Séminaire Jalila Sbaï, co-animé parle professeur Henry Laurens et parrainé par la chaire d’histoire contemporaine du Monde arabe.
L’émergence dans le monde musulman au milieu des années 1970, de deux courants idéologiques semblables mais concurrentiels, dont l’ambition est l’unification du Dar al islam, l’un par l’islam chiite, prôné par l’imam Khomeiny, l’autre – en réaction et à la suite du succès de la révolution islamique iranienne – par l’islam sunnite des dirigeants politiques arabes. Ces deux courants, se présentent en et au-delà de leurs frontières religieuses naturelles, comme une solution politique permettant l’abolition de l’emprise occidentale – idéologique, politique, morale, économique, militaire – dans laquelle, la guerre froide que se livrent les États-Unis et l’URSS et l’échec du mouvement des non-alignés par définition laïque, ont placé les mondes musulmans. Les premières ré-islamisations-radicalisations constatées en France au début des années 1980, en tirent leur origine.
La jeunesse, en particulier féminine, descendante de migrants algériens, est visée par des prédicateurs chiites mais d’origine arabe, notamment libanais. Pourtant, ce sont les mobilisations antiracistes et anti-maghrébines – Mouvements beur et touche pas à mon pote –, de la jeunesse issue des migrations nord-africaines qui attirent les politiques et les médias pendant cette décennie quatre-vingt. Cet intérêt s’est vite transformé en un intérêt pour la réorganisation de l’islam en France et la remise en honneur des pratiques de gestion de l’islam et des populations musulmanes en Algérie coloniale, dès le début de la guerre civile algérienne (1988) et la mobilisation en France, par l’armée algérienne, des jeunes franco-algériens en âge de combattre ou d’effectuer le service militaire, pour aller combattre en Algérie le FIS.
Cette guerre civile algérienne entre un mouvement (nébuleuse islamiste) islamiste radical et l’État socialiste issus des indépendances, préfigure – même si par ailleurs, toutes choses n’étant pas égales –, la guerre civile irakienne et l’avènement de Daesh, et la guerre civile syrienne, à peine deux décennies plus tard. Ces trois guerres civiles en l’espace de trente ans, à l’origine ou pourvoyeuse de populations radicalisées, ont engagé les Français musulmans dans ces guerres civiles outre-mer, soit du côté des États, soit du côté des mouvements radicalisés, ou encore du côté de la société civile.

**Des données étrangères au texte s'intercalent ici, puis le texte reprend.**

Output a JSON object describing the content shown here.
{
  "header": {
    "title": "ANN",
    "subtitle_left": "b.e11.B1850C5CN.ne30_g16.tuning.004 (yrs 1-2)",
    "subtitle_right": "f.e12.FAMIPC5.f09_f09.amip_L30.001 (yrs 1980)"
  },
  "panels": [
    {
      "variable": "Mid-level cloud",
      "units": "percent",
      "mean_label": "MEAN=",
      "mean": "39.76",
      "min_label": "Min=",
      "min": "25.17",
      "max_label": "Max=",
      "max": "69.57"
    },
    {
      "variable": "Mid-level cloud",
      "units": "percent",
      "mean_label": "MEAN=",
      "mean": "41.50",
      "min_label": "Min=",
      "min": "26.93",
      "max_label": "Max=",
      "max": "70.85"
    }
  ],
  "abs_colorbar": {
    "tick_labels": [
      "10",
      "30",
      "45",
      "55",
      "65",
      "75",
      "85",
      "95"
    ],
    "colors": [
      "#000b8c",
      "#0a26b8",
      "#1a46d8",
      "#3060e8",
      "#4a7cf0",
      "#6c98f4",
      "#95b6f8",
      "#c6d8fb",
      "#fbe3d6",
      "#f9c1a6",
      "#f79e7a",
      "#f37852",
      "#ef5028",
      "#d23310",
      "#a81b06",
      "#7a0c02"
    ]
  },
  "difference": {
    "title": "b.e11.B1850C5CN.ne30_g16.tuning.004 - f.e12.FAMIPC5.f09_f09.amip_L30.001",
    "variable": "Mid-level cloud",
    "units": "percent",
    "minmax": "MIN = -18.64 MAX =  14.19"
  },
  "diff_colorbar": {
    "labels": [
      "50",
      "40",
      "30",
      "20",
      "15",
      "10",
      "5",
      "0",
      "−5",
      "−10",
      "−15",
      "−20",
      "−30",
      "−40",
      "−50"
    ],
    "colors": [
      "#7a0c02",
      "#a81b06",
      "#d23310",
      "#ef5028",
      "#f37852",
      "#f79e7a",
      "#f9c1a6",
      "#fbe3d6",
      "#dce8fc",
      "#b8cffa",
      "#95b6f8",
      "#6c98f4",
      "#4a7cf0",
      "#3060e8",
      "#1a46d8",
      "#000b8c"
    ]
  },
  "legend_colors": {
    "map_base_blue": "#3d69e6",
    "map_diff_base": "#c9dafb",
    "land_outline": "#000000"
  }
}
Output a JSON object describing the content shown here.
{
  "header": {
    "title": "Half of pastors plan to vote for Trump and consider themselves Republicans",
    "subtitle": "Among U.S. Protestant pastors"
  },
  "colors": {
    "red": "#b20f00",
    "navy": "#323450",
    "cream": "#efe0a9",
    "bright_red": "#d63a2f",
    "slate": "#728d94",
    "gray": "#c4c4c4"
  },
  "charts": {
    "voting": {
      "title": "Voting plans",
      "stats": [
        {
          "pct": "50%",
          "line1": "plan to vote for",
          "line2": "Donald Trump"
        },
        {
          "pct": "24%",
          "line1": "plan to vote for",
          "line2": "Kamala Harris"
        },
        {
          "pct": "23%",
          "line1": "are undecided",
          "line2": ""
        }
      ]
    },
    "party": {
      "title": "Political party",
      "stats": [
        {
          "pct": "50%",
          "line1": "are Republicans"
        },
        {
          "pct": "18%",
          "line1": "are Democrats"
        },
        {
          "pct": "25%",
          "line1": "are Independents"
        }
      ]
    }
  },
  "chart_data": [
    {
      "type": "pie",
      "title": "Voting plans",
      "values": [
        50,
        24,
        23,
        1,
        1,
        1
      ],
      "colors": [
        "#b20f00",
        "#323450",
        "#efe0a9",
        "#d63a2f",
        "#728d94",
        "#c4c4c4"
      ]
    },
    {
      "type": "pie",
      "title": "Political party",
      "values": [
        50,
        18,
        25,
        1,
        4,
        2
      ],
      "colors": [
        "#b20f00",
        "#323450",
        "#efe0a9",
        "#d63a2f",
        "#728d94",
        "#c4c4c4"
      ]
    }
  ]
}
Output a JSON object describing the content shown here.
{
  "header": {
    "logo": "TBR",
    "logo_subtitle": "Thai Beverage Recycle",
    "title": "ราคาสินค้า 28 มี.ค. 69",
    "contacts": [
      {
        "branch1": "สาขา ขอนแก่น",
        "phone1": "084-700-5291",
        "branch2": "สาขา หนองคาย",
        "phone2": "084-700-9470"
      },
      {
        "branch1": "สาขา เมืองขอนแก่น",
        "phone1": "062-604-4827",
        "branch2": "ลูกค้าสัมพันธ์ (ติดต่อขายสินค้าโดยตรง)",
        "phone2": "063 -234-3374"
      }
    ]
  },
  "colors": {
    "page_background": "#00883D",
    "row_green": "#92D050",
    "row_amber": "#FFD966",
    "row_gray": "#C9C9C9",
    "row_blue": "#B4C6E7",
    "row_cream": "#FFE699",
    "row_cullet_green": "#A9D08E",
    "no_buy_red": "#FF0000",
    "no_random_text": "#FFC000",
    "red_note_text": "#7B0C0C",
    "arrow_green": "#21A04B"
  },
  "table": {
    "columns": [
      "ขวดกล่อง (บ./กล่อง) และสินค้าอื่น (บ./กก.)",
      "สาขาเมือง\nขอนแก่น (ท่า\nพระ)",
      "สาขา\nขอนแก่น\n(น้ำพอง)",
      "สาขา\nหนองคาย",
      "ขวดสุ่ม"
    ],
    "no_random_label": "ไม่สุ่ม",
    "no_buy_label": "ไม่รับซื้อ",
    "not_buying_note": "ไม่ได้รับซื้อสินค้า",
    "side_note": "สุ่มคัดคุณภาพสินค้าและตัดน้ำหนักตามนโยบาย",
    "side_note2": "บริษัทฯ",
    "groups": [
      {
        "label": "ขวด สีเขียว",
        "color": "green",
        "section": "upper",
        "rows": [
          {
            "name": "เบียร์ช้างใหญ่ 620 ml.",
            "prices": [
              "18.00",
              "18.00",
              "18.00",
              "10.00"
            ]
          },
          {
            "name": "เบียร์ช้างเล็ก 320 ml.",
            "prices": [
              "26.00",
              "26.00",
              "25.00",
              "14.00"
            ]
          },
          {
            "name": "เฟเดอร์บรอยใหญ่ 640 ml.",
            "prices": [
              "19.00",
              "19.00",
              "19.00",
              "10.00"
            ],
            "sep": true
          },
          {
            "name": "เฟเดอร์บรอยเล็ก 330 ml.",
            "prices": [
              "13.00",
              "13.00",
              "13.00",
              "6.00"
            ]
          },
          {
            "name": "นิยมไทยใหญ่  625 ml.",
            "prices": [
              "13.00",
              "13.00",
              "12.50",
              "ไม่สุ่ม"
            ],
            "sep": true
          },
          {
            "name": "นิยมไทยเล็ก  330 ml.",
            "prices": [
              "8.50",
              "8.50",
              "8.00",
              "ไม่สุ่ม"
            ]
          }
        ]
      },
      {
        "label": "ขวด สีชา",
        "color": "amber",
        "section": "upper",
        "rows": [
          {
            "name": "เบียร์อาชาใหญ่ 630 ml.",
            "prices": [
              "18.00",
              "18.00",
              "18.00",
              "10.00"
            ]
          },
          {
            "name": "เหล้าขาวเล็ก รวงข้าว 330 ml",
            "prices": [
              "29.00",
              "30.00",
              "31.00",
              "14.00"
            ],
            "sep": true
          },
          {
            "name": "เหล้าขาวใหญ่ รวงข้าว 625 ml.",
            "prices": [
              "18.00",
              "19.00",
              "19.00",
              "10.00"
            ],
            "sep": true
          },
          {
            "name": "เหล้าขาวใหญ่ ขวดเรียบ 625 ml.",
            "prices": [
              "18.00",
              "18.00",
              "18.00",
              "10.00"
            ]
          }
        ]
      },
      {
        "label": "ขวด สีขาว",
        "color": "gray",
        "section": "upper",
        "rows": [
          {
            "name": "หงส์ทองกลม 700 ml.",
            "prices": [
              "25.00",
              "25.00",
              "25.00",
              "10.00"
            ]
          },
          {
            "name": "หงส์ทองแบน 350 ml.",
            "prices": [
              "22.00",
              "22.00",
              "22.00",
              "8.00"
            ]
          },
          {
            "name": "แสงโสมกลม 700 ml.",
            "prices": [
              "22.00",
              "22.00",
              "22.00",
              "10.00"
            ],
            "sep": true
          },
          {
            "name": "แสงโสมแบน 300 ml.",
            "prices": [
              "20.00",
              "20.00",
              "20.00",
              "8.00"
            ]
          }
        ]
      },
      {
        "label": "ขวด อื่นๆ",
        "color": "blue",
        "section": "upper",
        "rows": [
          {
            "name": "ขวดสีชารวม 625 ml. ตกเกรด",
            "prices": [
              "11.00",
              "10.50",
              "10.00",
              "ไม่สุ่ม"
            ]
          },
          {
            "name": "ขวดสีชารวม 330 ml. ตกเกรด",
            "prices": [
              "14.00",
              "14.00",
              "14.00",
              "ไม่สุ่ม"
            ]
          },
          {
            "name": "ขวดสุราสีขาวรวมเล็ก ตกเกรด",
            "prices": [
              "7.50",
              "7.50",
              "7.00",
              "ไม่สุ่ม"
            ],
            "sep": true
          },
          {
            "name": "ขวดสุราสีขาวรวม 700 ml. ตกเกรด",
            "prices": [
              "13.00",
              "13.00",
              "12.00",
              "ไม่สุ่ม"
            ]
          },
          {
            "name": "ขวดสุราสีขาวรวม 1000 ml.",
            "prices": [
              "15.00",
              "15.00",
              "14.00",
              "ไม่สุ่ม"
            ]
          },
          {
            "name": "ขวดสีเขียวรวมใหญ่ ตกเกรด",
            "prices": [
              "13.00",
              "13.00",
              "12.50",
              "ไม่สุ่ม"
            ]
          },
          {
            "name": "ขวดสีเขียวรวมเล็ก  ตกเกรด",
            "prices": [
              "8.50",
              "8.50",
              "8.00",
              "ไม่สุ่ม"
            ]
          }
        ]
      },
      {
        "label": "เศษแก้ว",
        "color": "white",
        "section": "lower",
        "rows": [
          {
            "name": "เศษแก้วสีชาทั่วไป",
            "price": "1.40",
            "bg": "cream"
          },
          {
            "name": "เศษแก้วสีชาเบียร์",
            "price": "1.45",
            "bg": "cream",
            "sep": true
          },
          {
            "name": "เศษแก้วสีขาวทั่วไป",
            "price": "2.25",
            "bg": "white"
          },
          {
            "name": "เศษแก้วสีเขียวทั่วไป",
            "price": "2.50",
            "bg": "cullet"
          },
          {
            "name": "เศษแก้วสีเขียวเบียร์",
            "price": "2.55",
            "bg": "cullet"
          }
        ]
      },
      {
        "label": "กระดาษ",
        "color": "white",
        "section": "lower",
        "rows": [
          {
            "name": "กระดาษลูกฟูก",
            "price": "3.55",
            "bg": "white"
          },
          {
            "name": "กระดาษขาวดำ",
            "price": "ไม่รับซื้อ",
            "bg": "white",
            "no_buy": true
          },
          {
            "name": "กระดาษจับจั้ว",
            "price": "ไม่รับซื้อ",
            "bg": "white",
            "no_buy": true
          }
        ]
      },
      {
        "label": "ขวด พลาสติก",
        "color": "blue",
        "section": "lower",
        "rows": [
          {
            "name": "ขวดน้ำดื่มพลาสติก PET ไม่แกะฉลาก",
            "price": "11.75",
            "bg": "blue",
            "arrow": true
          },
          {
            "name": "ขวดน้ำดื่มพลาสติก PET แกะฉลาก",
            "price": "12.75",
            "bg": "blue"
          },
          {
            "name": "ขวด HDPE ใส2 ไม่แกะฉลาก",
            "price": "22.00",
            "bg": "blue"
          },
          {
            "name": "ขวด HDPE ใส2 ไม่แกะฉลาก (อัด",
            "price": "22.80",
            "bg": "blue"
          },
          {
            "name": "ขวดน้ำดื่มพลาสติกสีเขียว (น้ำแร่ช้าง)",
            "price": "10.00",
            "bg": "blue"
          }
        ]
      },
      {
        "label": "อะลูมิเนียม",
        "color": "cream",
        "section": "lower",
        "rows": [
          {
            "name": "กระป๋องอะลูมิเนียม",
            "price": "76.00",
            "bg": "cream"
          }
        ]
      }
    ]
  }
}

Le but de ce séminaire est d’interroger la situation actuelle des Jihadistes français, prisonniers en Iraq et en Syrie, afin de saisir dans la totalité et dans la globalité ce qui se joue en France – dans les différents registres : politique, institutionnel, social, juridique, humanitaire –, sur le plan national, le plan européen, et sur le plan international. Cette première question, devrait nous permettre de partir de la situation française actuelle pour entreprendre une nouvelle lecture du temps présent en histoire, d’une part, de chacun des trois Etats concernés (Algérie, Iraq, Syrie) et, d’autre part, celle des relations internationales à partir de :
- La manière dont réislamisation et la radicalisation d’une frange des Français musulmans, s’est articulée autour de ses multiples mobilités : dans l’espace Schengen, dans l’espace occidental (États-Unis) et oriental (Arabie Saoudite), dans l’espace nord-africain.
- Comment la population française musulmane diasporique de fait et son effrangement ré-islamisé, radicalisé, se meut dans des espaces multiples, multilingues, multiconfessionnels et multi-ethniques, interagissent – dans une temporalité quasi-simultanée – avec les sociétés locales orientales et maghrébines, les influences, sont influencées par elles ; et comment en retour, ces interdépendances s’articulent-elles en France et agissent sur les sociétés orientales et maghrébines.
- Comment les questions juridiques nationales et internationales soulevées par la question des rapatriements des prisonniers jihadistes français et leurs familles, et la légitimité des compétences en matière de leur jugement et traduction en justice, concentrent ou remettent en cause le model universel de l’État démocratique, en France et en Orient.